O.E : Oui, elle a un côté rue parce qu’on revendique un peu les origines de sa provenance, et comment cela a débuté dans la rue. Les gens se retrouvaient (exemple: le Bronx, ça se fait encore un peu aujourd’hui). On se retrouve, ça RAP, ça danse un peu autour, ça à un côté un peu festif que l’on retrouve un peu en Afrique. Quand on va dans les villages, quand il y a la fête, tout le monde est autour d’une ronde, et donc je l’affirme,  il y a toujours ce côté de rue. Mais aujourd’hui cela a tellement évolué ! Ce phénomène a pris une autre proportion, on travaille avec des chorégraphes contemporains, classiques, de différents univers. Il faut essayer de garder ce côté rustre street, c’est-à-dire ce côté improvisation naturelle, tout en s’ouvrant à autre chose.

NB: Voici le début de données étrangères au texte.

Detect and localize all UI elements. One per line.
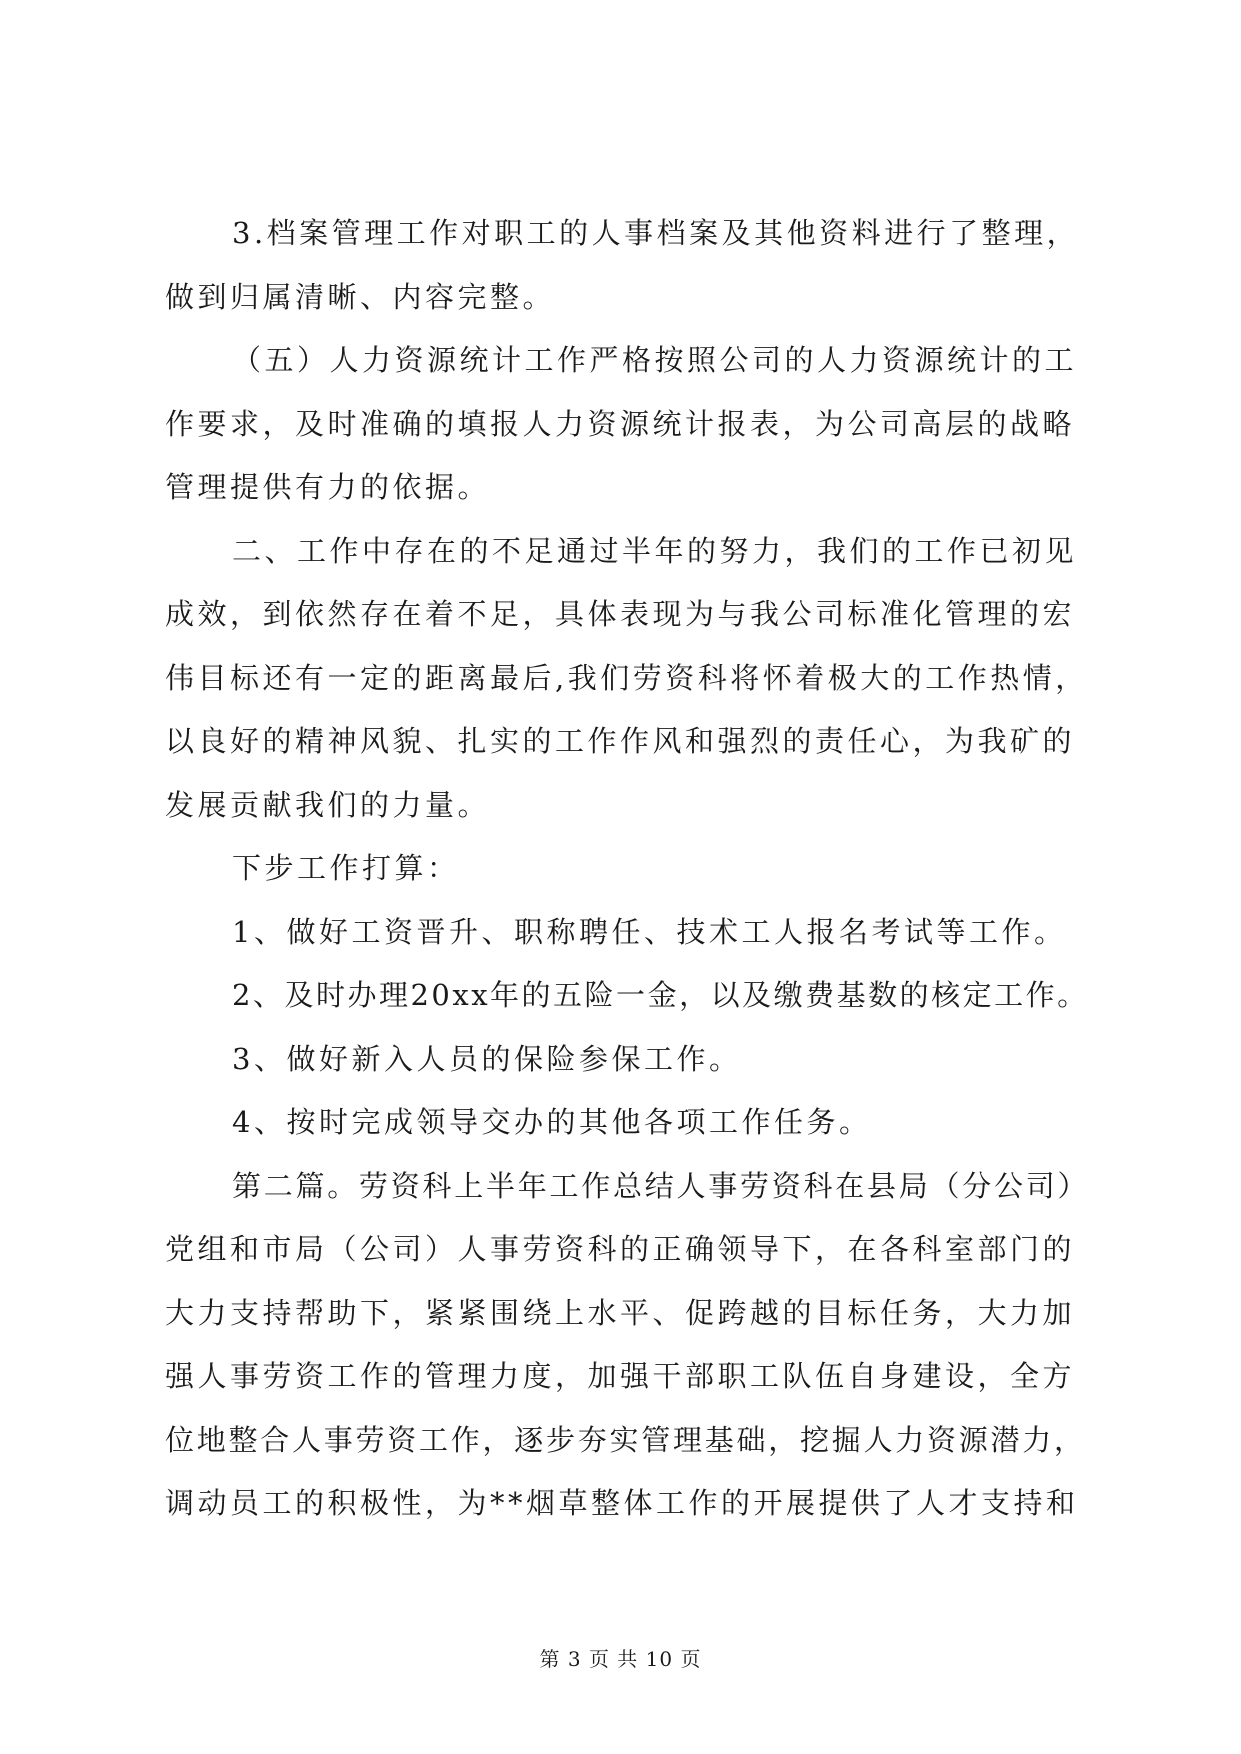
text-line: 以良好的精神风貌、扎实的工作作风和强烈的责任心，为我矿的 — [165, 724, 1076, 758]
text-line: 2、及时办理20xx年的五险一金，以及缴费基数的核定工作。 — [232, 978, 1089, 1012]
text-line: （五）人力资源统计工作严格按照公司的人力资源统计的工 — [232, 343, 1078, 377]
text-line: 二、工作中存在的不足通过半年的努力，我们的工作已初见 — [232, 533, 1078, 568]
text-line: 1、做好工资晋升、职称聘任、技术工人报名考试等工作。 — [232, 914, 1067, 949]
text-line: 第二篇。劳资科上半年工作总结人事劳资科在县局（分公司） — [232, 1168, 1090, 1203]
text-line: 伟目标还有一定的距离最后,我们劳资科将怀着极大的工作热情， — [165, 660, 1088, 695]
document-body — [165, 202, 1090, 1536]
text-line: 管理提供有力的依据。 — [165, 470, 491, 504]
text-line: 调动员工的积极性，为**烟草整体工作的开展提供了人才支持和 — [165, 1486, 1079, 1520]
page-footer: 第 3 页 共 10 页 — [539, 1647, 702, 1671]
text-line: 下步工作打算： — [232, 851, 460, 885]
text-line: 3、做好新入人员的保险参保工作。 — [232, 1041, 742, 1076]
text-line: 强人事劳资工作的管理力度，加强干部职工队伍自身建设，全方 — [165, 1359, 1076, 1393]
text-line: 大力支持帮助下，紧紧围绕上水平、促跨越的目标任务，大力加 — [165, 1295, 1076, 1330]
text-line: 4、按时完成领导交办的其他各项工作任务。 — [232, 1105, 872, 1139]
text-line: 发展贡献我们的力量。 — [165, 787, 491, 822]
text-line: 成效，到依然存在着不足，具体表现为与我公司标准化管理的宏 — [165, 597, 1076, 631]
text-line: 3.档案管理工作对职工的人事档案及其他资料进行了整理， — [232, 216, 1080, 250]
text-line: 做到归属清晰、内容完整。 — [165, 279, 556, 314]
text-line: 党组和市局（公司）人事劳资科的正确领导下，在各科室部门的 — [165, 1232, 1076, 1266]
text-line: 作要求，及时准确的填报人力资源统计报表，为公司高层的战略 — [165, 406, 1076, 441]
text-line: 位地整合人事劳资工作，逐步夯实管理基础，挖掘人力资源潜力， — [165, 1422, 1086, 1457]
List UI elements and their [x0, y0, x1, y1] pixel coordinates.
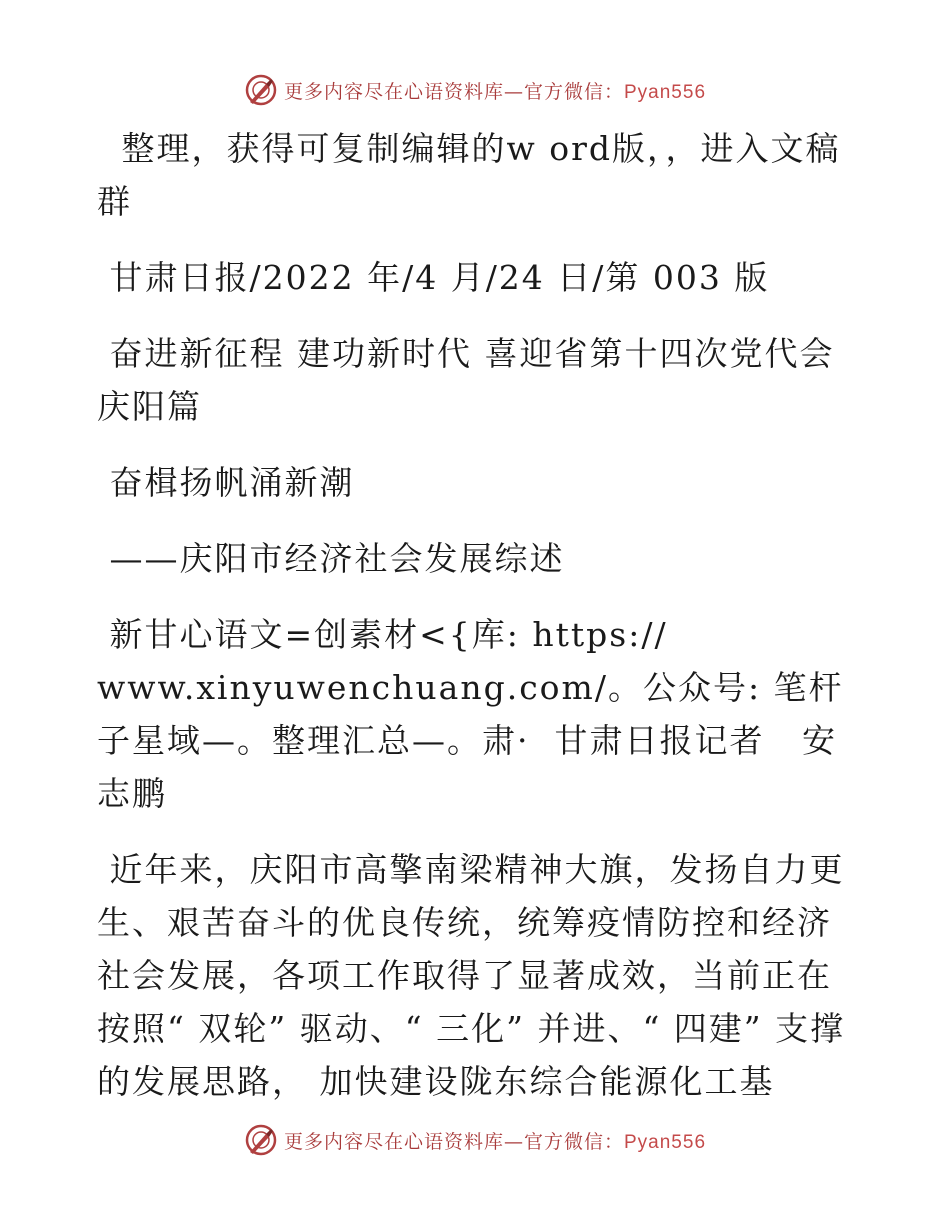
source-line: 甘肃日报/2022 年/4 月/24 日/第 003 版 [97, 258, 770, 297]
document-body [97, 122, 857, 1131]
pen-logo-icon [244, 73, 278, 107]
article-title: 奋楫扬帆涌新潮 [97, 463, 355, 502]
banner-text: 更多内容尽在心语资料库—官方微信：Pyan556 [283, 1130, 707, 1153]
source-note-continuation: www.xinyuwenchuang.com/。公众号: 笔杆子星域—。整理汇总—。肃· 甘肃日报记者 安志鹏 [97, 668, 844, 813]
article-subtitle: ——庆阳市经济社会发展综述 [97, 539, 565, 578]
body-paragraph: 近年来，庆阳市高擎南梁精神大旗，发扬自力更生、艰苦奋斗的优良传统，统筹疫情防控和经济社会发展，各项工作取得了显著成效，当前正在按照“ 双轮” 驱动、“ 三化” 并进、“ 四建” 支撑的发展思路， 加快建设陇东综合能源化工基 [97, 850, 846, 1101]
section-heading: 奋进新征程 建功新时代 喜迎省第十四次党代会庆阳篇 [97, 334, 835, 426]
intro-paragraph: 整理，获得可复制编辑的w ord版，，进入文稿群 [97, 129, 841, 221]
header-banner [0, 70, 950, 110]
footer-banner [0, 1120, 950, 1160]
banner-text: 更多内容尽在心语资料库—官方微信：Pyan556 [283, 80, 707, 103]
source-note-line: 新甘心语文=创素材<{库: https:// [97, 615, 668, 654]
pen-logo-icon [244, 1123, 278, 1157]
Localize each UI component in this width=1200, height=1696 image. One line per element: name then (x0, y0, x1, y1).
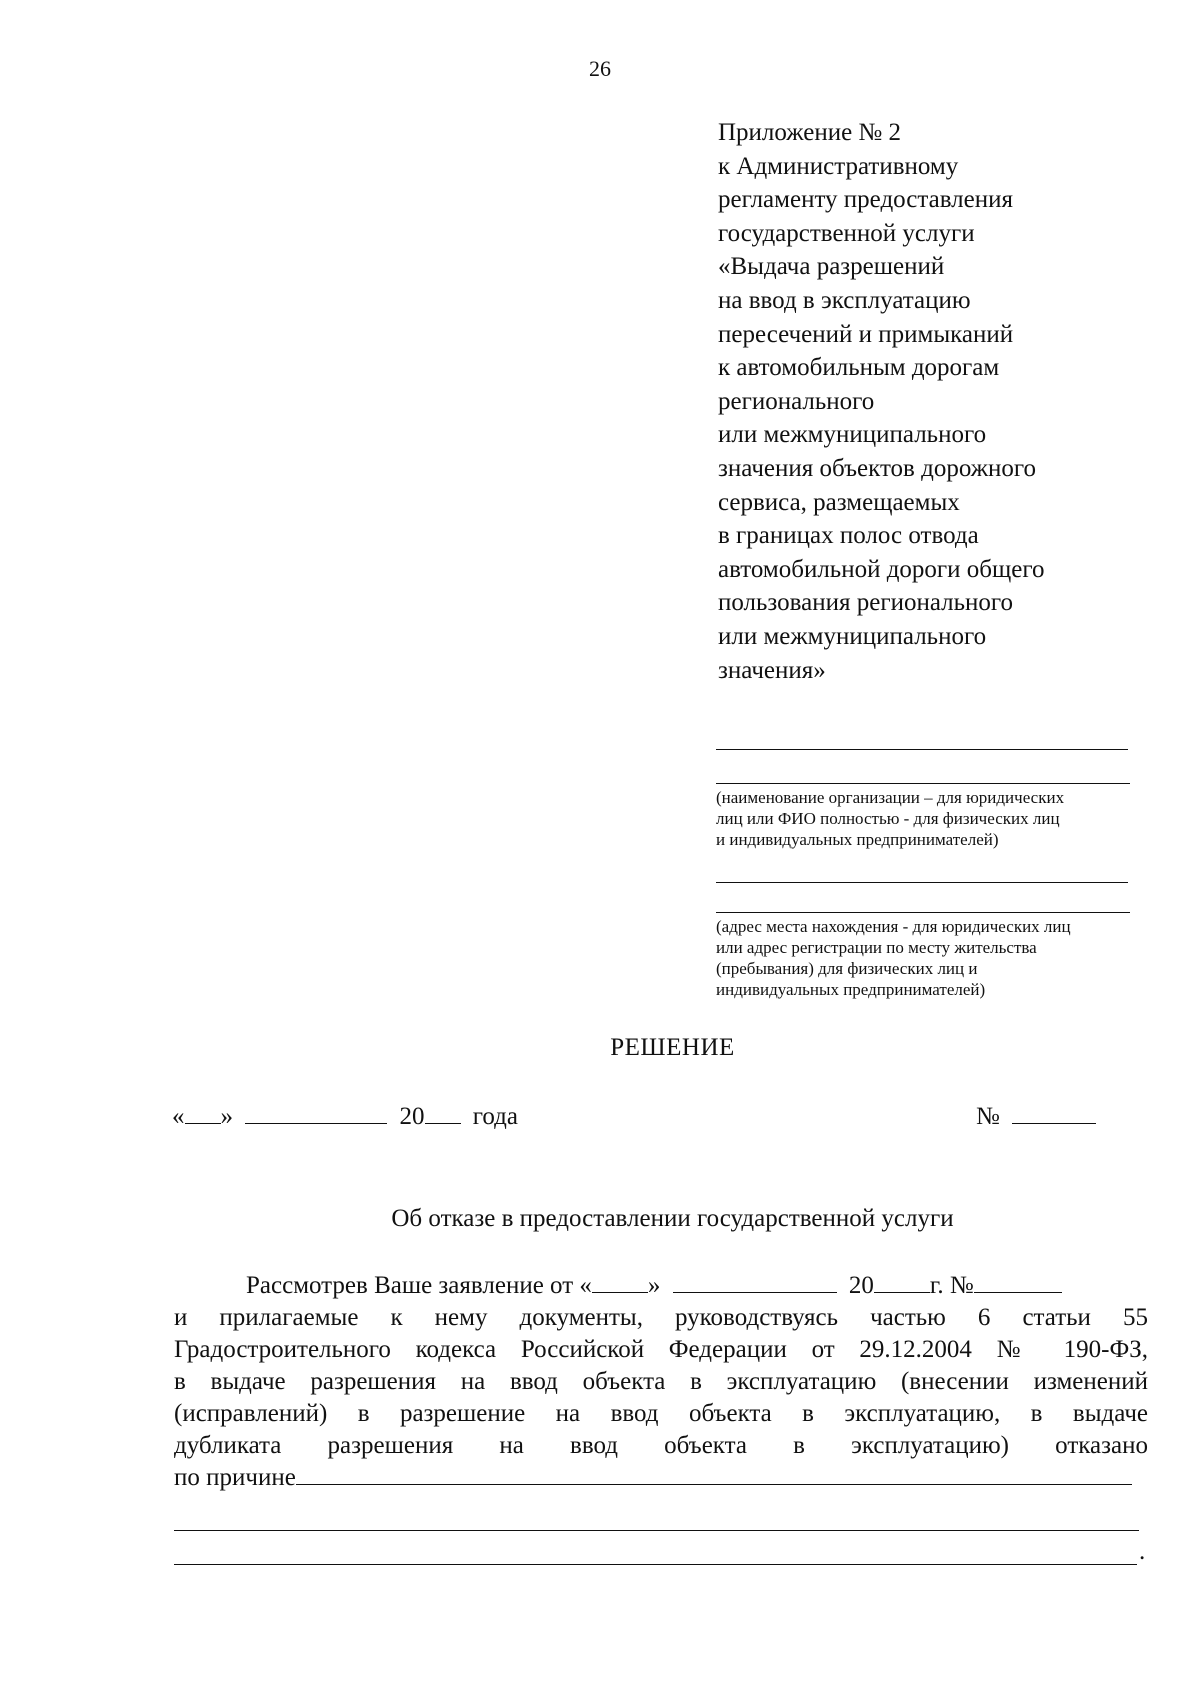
reason-end-period: . (1139, 1538, 1146, 1565)
reason-line-3 (174, 1564, 1137, 1565)
number-label: № (976, 1103, 1000, 1130)
document-title: РЕШЕНИЕ (610, 1034, 735, 1061)
document-subject: Об отказе в предоставлении государственной услуги (391, 1205, 954, 1232)
recipient-name-caption: (наименование организации – для юридических лиц или ФИО полностью - для физических лиц и индивидуальных предпринимателей) (716, 788, 1065, 849)
appendix-header (718, 116, 1045, 687)
appendix-line: в границах полос отвода (718, 522, 979, 550)
appendix-line: к автомобильным дорогам (718, 354, 1000, 382)
appendix-line: Приложение № 2 (718, 119, 902, 146)
appendix-line: государственной услуги (718, 219, 975, 247)
month-blank (245, 1101, 387, 1124)
body-line-5: (исправлений) в разрешение на ввод объекта в эксплуатацию, в выдаче (174, 1400, 1148, 1427)
appendix-line: регионального (718, 387, 875, 415)
day-blank (185, 1101, 221, 1124)
body-line-6: дубликата разрешения на ввод объекта в эксплуатацию) отказано (174, 1432, 1148, 1459)
application-year-blank (874, 1270, 930, 1293)
date-open-quote: « (172, 1103, 185, 1130)
year-prefix: 20 (399, 1103, 425, 1130)
page-number: 26 (589, 56, 611, 81)
body-line-4: в выдаче разрешения на ввод объекта в эксплуатацию (внесении изменений (174, 1368, 1148, 1395)
year-suffix: года (472, 1103, 518, 1130)
appendix-line: значения объектов дорожного (718, 454, 1036, 482)
recipient-name-line-2 (716, 783, 1130, 784)
appendix-line: на ввод в эксплуатацию (718, 286, 971, 314)
reason-line-2 (174, 1530, 1139, 1531)
date-close-quote: » (220, 1103, 233, 1130)
appendix-line: пользования регионального (718, 589, 1014, 617)
recipient-address-line-1 (716, 882, 1128, 883)
appendix-line: пересечений и примыканий (718, 320, 1014, 348)
body-line-3: Градостроительного кодекса Российской Федерации от 29.12.2004 № 190-ФЗ, (174, 1336, 1148, 1363)
body-line-1: Рассмотрев Ваше заявление от « » 20 г. № (174, 1270, 1148, 1302)
appendix-line: сервиса, размещаемых (718, 488, 960, 516)
appendix-line: «Выдача разрешений (718, 253, 945, 281)
appendix-line: или межмуниципального (718, 421, 987, 449)
reason-blank-1 (296, 1462, 1132, 1485)
number-field (976, 1101, 1096, 1131)
appendix-line: автомобильной дороги общего (718, 555, 1045, 583)
year-blank (425, 1101, 461, 1124)
appendix-line: к Административному (718, 152, 959, 180)
decision-body (174, 1270, 1148, 1494)
number-blank (1012, 1101, 1096, 1124)
appendix-line: значения» (718, 656, 826, 684)
body-line-7: по причине (174, 1462, 1148, 1494)
application-month-blank (673, 1270, 837, 1293)
body-line-2: и прилагаемые к нему документы, руководствуясь частью 6 статьи 55 (174, 1304, 1148, 1331)
appendix-line: или межмуниципального (718, 622, 987, 650)
application-day-blank (592, 1270, 648, 1293)
appendix-line: регламенту предоставления (718, 186, 1014, 214)
application-number-blank (974, 1270, 1062, 1293)
date-field (172, 1101, 518, 1131)
recipient-address-caption: (адрес места нахождения - для юридических лиц или адрес регистрации по месту жительства (пребывания) для физических лиц и индивидуальных предпринимателей) (716, 917, 1071, 999)
recipient-address-line-2 (716, 912, 1130, 913)
recipient-name-line-1 (716, 749, 1128, 750)
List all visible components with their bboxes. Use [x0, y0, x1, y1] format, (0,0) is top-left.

Cela permet d’échanger avec les autre formes de danses et cultures.

P : Combien de fois par semaine pratiquez-vous le hip/hop ?

E.O : Je pratique la danse hip/hop tous les jours, et très épuisant, et cela provoque des courbatures. Il n’est pas rare que l’on ait besoin de massages. Au fait, si vous connaissez des masseuses (Rire)…
Mais comme c’est notre passion avant tout, avant d’être notre travail, au bout d’un moment la douleur, on ne la ressent pas !
 
P :  Est-il un bon moyen d’évacuer son stress, son énergie ?
 
E.O : Oui, car dans ma vie,  j’ai eu des problèmes cœur, de famille, de santé ou autre, et dès que je commençais à danser, j’oubliais ces moments la. C’est vraiment un bon moyen d’évacuer son énergie, son stress,la pression, le tout et de vraiment souffler.
 
Sur cette fin d’interview, j’ai pu assister à l’atelier d’Emmanuel, qui est vraiment un très bon professeur de danse. Il propose des cours enrichissants et culturels remplis d’énergie, le tout dans la joie et la bonne humeur.
Emmanuel donne également des cours de danse au Centre de Danse du Galion depuis de nombreuses années. Venez le suivre, vous ne serez pas déçu.